Andess remarcó que la reconexión de servicios ha sido y seguirá siendo una prioridad, "pero una emergencia exige flexibilidad para asignar los recursos de manera que permitan recuperar el servicio en forma rápida y efectiva". Asimismo, agregaron, "la imposición de plazos rígidos puede obligar a desplegar personal en condiciones de alto riesgo, lo que resulta incompatible con el deber de resguardar la seguridad de quienes trabajan en terreno".
Cabe recordar que, tras la presentación del Ejecutivo, el jueves de la semana pasada Empresas Eléctricas, AGN y Andess se alinearon con el Ejecutivo y presentaron también sus escritos respectivos ante el TC.
CPC alerta por efectos regulatorios y económicos
No solo las firmas afectadas por la norma se pronunciaron. La máxima cúpula empresarial del país, la Confederación de la Producción y del Comercio (CPC), salió a comentar lo ocurrido. Respetando la decisión adoptando, indicó que todavía no se conocen los fundamentos de la sentencia, por lo que corresponde esperar ese pronunciamiento antes de sacar conclusiones respecto de los argumentos específicos que fueron considerados por el Tribunal.
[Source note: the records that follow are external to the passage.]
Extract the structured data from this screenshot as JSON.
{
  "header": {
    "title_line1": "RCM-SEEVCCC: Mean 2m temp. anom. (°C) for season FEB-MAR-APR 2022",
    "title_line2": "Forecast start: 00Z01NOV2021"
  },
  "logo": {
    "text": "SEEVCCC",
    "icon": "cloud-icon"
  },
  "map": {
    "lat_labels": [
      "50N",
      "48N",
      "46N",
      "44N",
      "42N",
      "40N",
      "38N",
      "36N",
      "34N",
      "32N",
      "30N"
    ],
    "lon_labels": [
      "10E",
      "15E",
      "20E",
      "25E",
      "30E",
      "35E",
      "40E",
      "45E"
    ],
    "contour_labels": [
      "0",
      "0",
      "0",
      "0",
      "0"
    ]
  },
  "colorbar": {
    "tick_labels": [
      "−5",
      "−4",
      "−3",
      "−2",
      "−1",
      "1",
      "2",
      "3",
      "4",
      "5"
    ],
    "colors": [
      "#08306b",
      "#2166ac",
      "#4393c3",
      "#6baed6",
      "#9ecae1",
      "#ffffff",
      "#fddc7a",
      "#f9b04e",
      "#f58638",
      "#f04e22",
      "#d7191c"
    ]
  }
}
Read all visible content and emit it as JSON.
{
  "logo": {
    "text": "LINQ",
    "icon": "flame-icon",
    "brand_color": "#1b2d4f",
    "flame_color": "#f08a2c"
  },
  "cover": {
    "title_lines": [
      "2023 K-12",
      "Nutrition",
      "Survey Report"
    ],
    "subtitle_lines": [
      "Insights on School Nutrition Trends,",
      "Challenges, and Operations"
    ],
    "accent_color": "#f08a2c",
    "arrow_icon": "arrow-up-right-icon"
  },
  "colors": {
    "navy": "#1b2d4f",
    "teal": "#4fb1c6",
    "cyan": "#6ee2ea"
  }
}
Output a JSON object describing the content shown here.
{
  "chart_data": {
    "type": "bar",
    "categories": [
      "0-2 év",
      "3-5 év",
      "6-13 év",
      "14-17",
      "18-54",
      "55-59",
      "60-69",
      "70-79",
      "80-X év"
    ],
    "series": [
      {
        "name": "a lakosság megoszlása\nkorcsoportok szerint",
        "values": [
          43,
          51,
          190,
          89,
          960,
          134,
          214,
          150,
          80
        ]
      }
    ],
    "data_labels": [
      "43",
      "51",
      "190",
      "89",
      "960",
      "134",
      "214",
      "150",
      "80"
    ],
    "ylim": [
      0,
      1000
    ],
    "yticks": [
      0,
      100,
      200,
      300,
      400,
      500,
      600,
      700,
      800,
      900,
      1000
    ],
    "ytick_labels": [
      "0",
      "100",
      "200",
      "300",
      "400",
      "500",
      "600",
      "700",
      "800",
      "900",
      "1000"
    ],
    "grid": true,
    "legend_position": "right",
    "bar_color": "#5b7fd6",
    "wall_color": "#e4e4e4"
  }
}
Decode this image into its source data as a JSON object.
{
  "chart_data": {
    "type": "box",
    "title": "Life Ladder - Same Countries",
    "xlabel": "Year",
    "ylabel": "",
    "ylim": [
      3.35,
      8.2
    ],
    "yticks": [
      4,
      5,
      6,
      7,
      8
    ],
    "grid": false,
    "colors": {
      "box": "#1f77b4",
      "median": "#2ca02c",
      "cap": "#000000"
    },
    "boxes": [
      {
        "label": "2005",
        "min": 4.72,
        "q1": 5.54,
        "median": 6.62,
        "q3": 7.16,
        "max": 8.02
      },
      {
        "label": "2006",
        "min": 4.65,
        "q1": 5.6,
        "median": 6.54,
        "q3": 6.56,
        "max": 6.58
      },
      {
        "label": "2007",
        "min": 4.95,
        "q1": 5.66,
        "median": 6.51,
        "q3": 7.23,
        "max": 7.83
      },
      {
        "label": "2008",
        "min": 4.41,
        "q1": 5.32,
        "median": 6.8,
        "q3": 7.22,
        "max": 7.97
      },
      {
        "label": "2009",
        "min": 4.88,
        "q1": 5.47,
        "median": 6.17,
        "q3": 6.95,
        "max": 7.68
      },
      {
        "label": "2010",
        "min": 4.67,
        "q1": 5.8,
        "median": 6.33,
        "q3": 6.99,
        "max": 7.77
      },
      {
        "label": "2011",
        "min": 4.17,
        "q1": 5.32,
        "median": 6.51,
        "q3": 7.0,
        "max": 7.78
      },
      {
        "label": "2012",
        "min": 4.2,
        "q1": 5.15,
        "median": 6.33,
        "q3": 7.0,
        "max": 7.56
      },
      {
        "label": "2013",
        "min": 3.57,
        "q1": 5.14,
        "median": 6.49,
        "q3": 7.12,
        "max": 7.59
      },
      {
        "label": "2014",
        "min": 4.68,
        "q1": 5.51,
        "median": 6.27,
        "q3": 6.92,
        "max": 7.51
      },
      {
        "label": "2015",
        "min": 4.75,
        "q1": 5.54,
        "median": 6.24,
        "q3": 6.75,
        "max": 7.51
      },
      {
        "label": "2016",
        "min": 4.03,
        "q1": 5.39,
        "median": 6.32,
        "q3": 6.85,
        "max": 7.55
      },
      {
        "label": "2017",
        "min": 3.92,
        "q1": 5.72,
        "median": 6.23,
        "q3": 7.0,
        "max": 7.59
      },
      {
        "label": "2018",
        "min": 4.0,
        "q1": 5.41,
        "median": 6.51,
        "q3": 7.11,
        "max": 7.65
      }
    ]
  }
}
"Más allá del aspecto constitucional, mantenemos nuestra preocupación respecto de los efectos regulatorios y económicos de esta norma. El punto de fondo es que no se limita a resolver situaciones directamente provocadas por una catástrofe, sino que obliga a reconectar, sin costo y sin pago previo, suministros que incluso podían encontrarse suspendidos por no pago desde antes de la emergencia", enfatizaron.
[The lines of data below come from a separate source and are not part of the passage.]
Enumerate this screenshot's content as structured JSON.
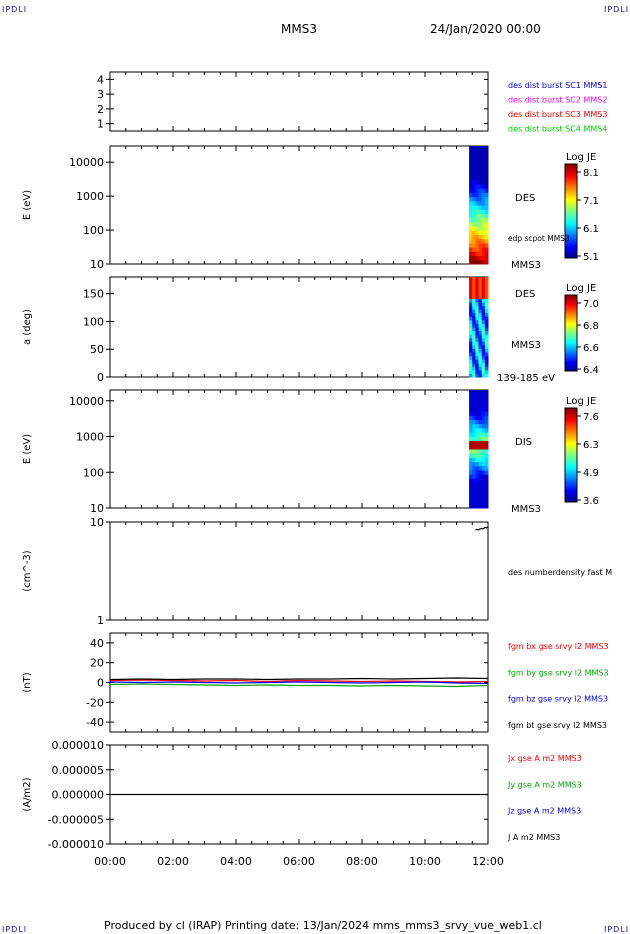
{
  "header": {
    "left_mark": "IPDLI",
    "right_mark": "IPDLI",
    "title": "MMS3",
    "date": "24/Jan/2020 00:00"
  },
  "footer": {
    "text": "Produced by cl (IRAP)   Printing date: 13/Jan/2024   mms_mms3_srvy_vue_web1.cl",
    "left_mark": "IPDLI",
    "right_mark": "IPDLI"
  },
  "colors": {
    "mms1": "#0000ff",
    "mms2": "#ff00ff",
    "mms3": "#ff0000",
    "mms4": "#00cc00",
    "bx": "#ff0000",
    "by": "#00aa00",
    "bz": "#0000ff",
    "bt": "#000000",
    "corner_marks": "#1010c0"
  },
  "x_axis": {
    "ticks": [
      "00:00",
      "02:00",
      "04:00",
      "06:00",
      "08:00",
      "10:00",
      "12:00"
    ],
    "range_hours": [
      0,
      12
    ]
  },
  "chart_data": [
    {
      "type": "table",
      "panel": "spacecraft-availability",
      "ylim": [
        0.5,
        4.5
      ],
      "yticks": [
        "1",
        "2",
        "3",
        "4"
      ],
      "legend": [
        {
          "label": "des dist burst SC1 MMS1",
          "color": "#0000ff"
        },
        {
          "label": "des dist burst SC2 MMS2",
          "color": "#ff00ff"
        },
        {
          "label": "des dist burst SC3 MMS3",
          "color": "#ff0000"
        },
        {
          "label": "des dist burst SC4 MMS4",
          "color": "#00cc00"
        }
      ]
    },
    {
      "type": "heatmap",
      "panel": "des-energy-spectrogram",
      "ylabel": "E (eV)",
      "yscale": "log",
      "ylim": [
        10,
        30000
      ],
      "yticks": [
        "10",
        "100",
        "1000",
        "10000"
      ],
      "x_active_hours": [
        11.4,
        12.0
      ],
      "species_label": "DES",
      "overlay_label": "edp scpot MMS3",
      "spacecraft_label": "MMS3",
      "colorbar": {
        "title": "Log JE",
        "min": 5.1,
        "max": 8.1,
        "ticks": [
          "8.1",
          "7.1",
          "6.1",
          "5.1"
        ]
      }
    },
    {
      "type": "heatmap",
      "panel": "des-pitch-angle",
      "ylabel": "a (deg)",
      "ylim": [
        0,
        180
      ],
      "yticks": [
        "0",
        "50",
        "100",
        "150"
      ],
      "x_active_hours": [
        11.4,
        12.0
      ],
      "species_label": "DES",
      "spacecraft_label": "MMS3",
      "energy_label": "139-185 eV",
      "colorbar": {
        "title": "Log JE",
        "min": 6.4,
        "max": 7.0,
        "ticks": [
          "7.0",
          "6.8",
          "6.6",
          "6.4"
        ]
      }
    },
    {
      "type": "heatmap",
      "panel": "dis-energy-spectrogram",
      "ylabel": "E (eV)",
      "yscale": "log",
      "ylim": [
        10,
        20000
      ],
      "yticks": [
        "10",
        "100",
        "1000",
        "10000"
      ],
      "x_active_hours": [
        11.4,
        12.0
      ],
      "species_label": "DIS",
      "spacecraft_label": "MMS3",
      "colorbar": {
        "title": "Log JE",
        "min": 3.6,
        "max": 7.6,
        "ticks": [
          "7.6",
          "6.3",
          "4.9",
          "3.6"
        ]
      }
    },
    {
      "type": "line",
      "panel": "density",
      "ylabel": "(cm^-3)",
      "yscale": "log",
      "ylim": [
        1,
        10
      ],
      "yticks": [
        "1",
        "10"
      ],
      "legend": [
        {
          "label": "des numberdensity fast M",
          "color": "#000000"
        }
      ],
      "series": [
        {
          "label_ref": 0,
          "x": [
            11.6,
            11.65,
            11.7,
            11.75,
            11.8,
            11.85,
            11.9,
            11.95,
            12.0
          ],
          "values": [
            8.3,
            8.4,
            8.3,
            8.5,
            8.6,
            8.5,
            8.8,
            8.7,
            8.9
          ]
        }
      ]
    },
    {
      "type": "line",
      "panel": "magnetic-field",
      "ylabel": "(nT)",
      "ylim": [
        -50,
        50
      ],
      "yticks": [
        "-40",
        "-20",
        "0",
        "20",
        "40"
      ],
      "legend": [
        {
          "label": "fgm bx gse srvy l2 MMS3",
          "color": "#ff0000"
        },
        {
          "label": "fgm by gse srvy l2 MMS3",
          "color": "#00aa00"
        },
        {
          "label": "fgm bz gse srvy l2 MMS3",
          "color": "#0000ff"
        },
        {
          "label": "fgm bt gse srvy l2 MMS3",
          "color": "#000000"
        }
      ],
      "series": [
        {
          "label_ref": 0,
          "x": [
            0,
            1,
            2,
            3,
            4,
            5,
            6,
            7,
            8,
            9,
            10,
            11,
            12
          ],
          "values": [
            2,
            2.5,
            2,
            1.5,
            2,
            1,
            2,
            1.5,
            1,
            1.5,
            1,
            0.5,
            1
          ]
        },
        {
          "label_ref": 1,
          "x": [
            0,
            1,
            2,
            3,
            4,
            5,
            6,
            7,
            8,
            9,
            10,
            11,
            12
          ],
          "values": [
            -2,
            -1.5,
            -2,
            -2.5,
            -3,
            -2.5,
            -3,
            -3,
            -3.5,
            -3,
            -3.5,
            -4,
            -3
          ]
        },
        {
          "label_ref": 2,
          "x": [
            0,
            1,
            2,
            3,
            4,
            5,
            6,
            7,
            8,
            9,
            10,
            11,
            12
          ],
          "values": [
            0.5,
            0,
            0.5,
            0,
            -0.5,
            0,
            0.5,
            0,
            -0.5,
            0,
            0.5,
            -0.5,
            -1
          ]
        },
        {
          "label_ref": 3,
          "x": [
            0,
            1,
            2,
            3,
            4,
            5,
            6,
            7,
            8,
            9,
            10,
            11,
            12
          ],
          "values": [
            3,
            3.5,
            3,
            3.5,
            3.5,
            3,
            3.5,
            3.5,
            4,
            3.5,
            4,
            4.5,
            4
          ]
        }
      ]
    },
    {
      "type": "line",
      "panel": "current-density",
      "ylabel": "(A/m2)",
      "ylim": [
        -1e-05,
        1e-05
      ],
      "yticks": [
        "-0.000010",
        "-0.000005",
        "0.000000",
        "0.000005",
        "0.000010"
      ],
      "legend": [
        {
          "label": "Jx gse A m2 MMS3",
          "color": "#ff0000"
        },
        {
          "label": "Jy gse A m2 MMS3",
          "color": "#00aa00"
        },
        {
          "label": "Jz gse A m2 MMS3",
          "color": "#0000ff"
        },
        {
          "label": "J A m2 MMS3",
          "color": "#000000"
        }
      ],
      "series": [
        {
          "label_ref": 3,
          "x": [
            0,
            12
          ],
          "values": [
            0,
            0
          ]
        }
      ]
    }
  ]
}
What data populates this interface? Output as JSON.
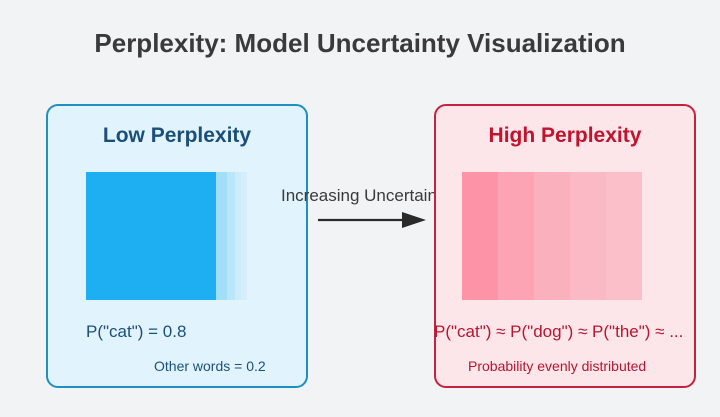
{
  "title": "Perplexity: Model Uncertainty Visualization",
  "arrow_label": "Increasing Uncertainty",
  "low": {
    "title": "Low Perplexity",
    "probability_text": "P(\"cat\") = 0.8",
    "note": "Other words = 0.2",
    "bar_colors": [
      "#1eaef2",
      "#a3def8",
      "#b9e6fa",
      "#cbecfa",
      "#d5eef9"
    ],
    "bar_weights": [
      0.8,
      0.07,
      0.05,
      0.04,
      0.04
    ]
  },
  "high": {
    "title": "High Perplexity",
    "probability_text": "P(\"cat\") ≈ P(\"dog\") ≈ P(\"the\") ≈ ...",
    "note": "Probability evenly distributed",
    "bar_colors": [
      "#fc93a7",
      "#fca3b4",
      "#fbb0be",
      "#fbb8c5",
      "#fbbfca"
    ],
    "bar_weights": [
      0.2,
      0.2,
      0.2,
      0.2,
      0.2
    ]
  },
  "colors": {
    "low_border": "#1e8fbf",
    "low_fill": "#e1f4fd",
    "high_border": "#c6213f",
    "high_fill": "#fde6ea"
  }
}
A juicio de la multigremial, esto significa que el costo de una política pública termina siendo asumido por empresas que operan bajo marcos tarifarios y regulatorios previamente establecidos, lo que -dicen- "puede generar efectos sobre las cuentas incobrables, alterar los incentivos al cumplimiento de las obligaciones y sentar un precedente complejo respecto de cómo se financian futuras medidas de apoyo".
Además, agregaron, "establece plazos uniformes de reconexión que son imposibles de cumplir precisamente en una catástrofe, cuando la prioridad debe estar en reparar la infraestructura y recuperar el servicio para el mayor número posible de personas, resguardando siempre las condiciones de seguridad".
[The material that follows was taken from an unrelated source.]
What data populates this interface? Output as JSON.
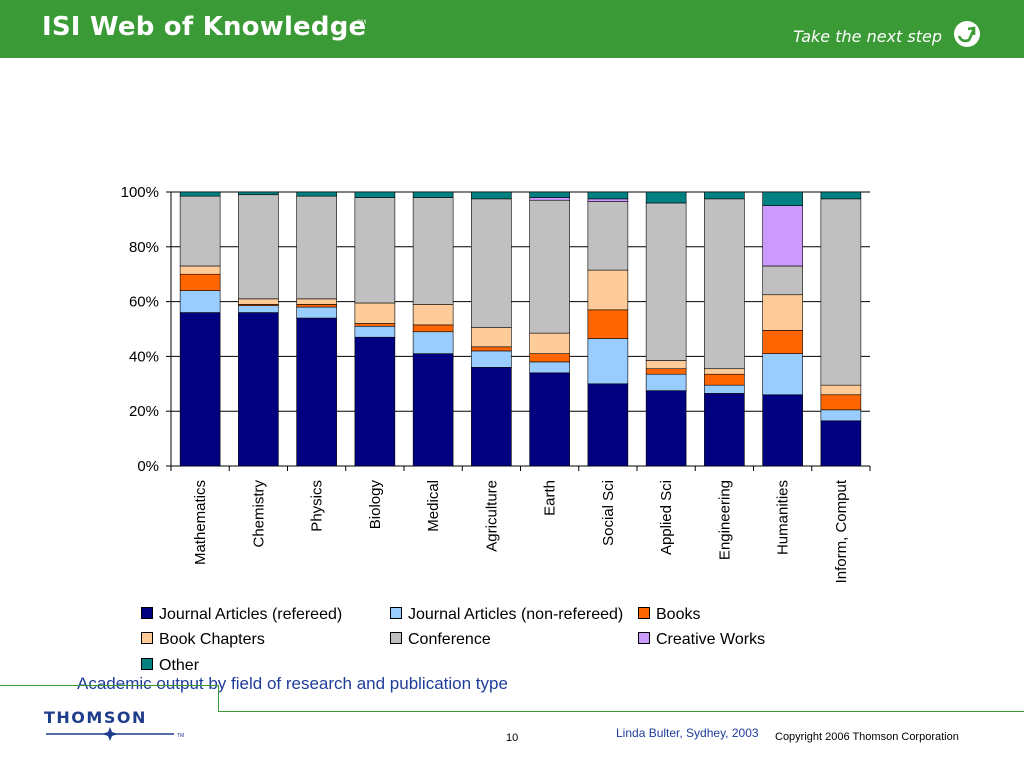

Desde la Sofofa también expresaron su inquietud por los efectos de la norma sobre la certeza jurídica y la estabilidad del marco regulatorio que rige la provisión de servicios esenciales. "Las urgencias de las personas deben ser atendidas con decisión, pero no a costa de debilitar las reglas que permiten que estos servicios se presten de manera continua y sostenible. Las políticas públicas deben considerar no solo la legitimidad de sus objetivos, sino también sus efectos concretos y las señales que entregan a quienes deben realizar inversiones de largo plazo", dijeron.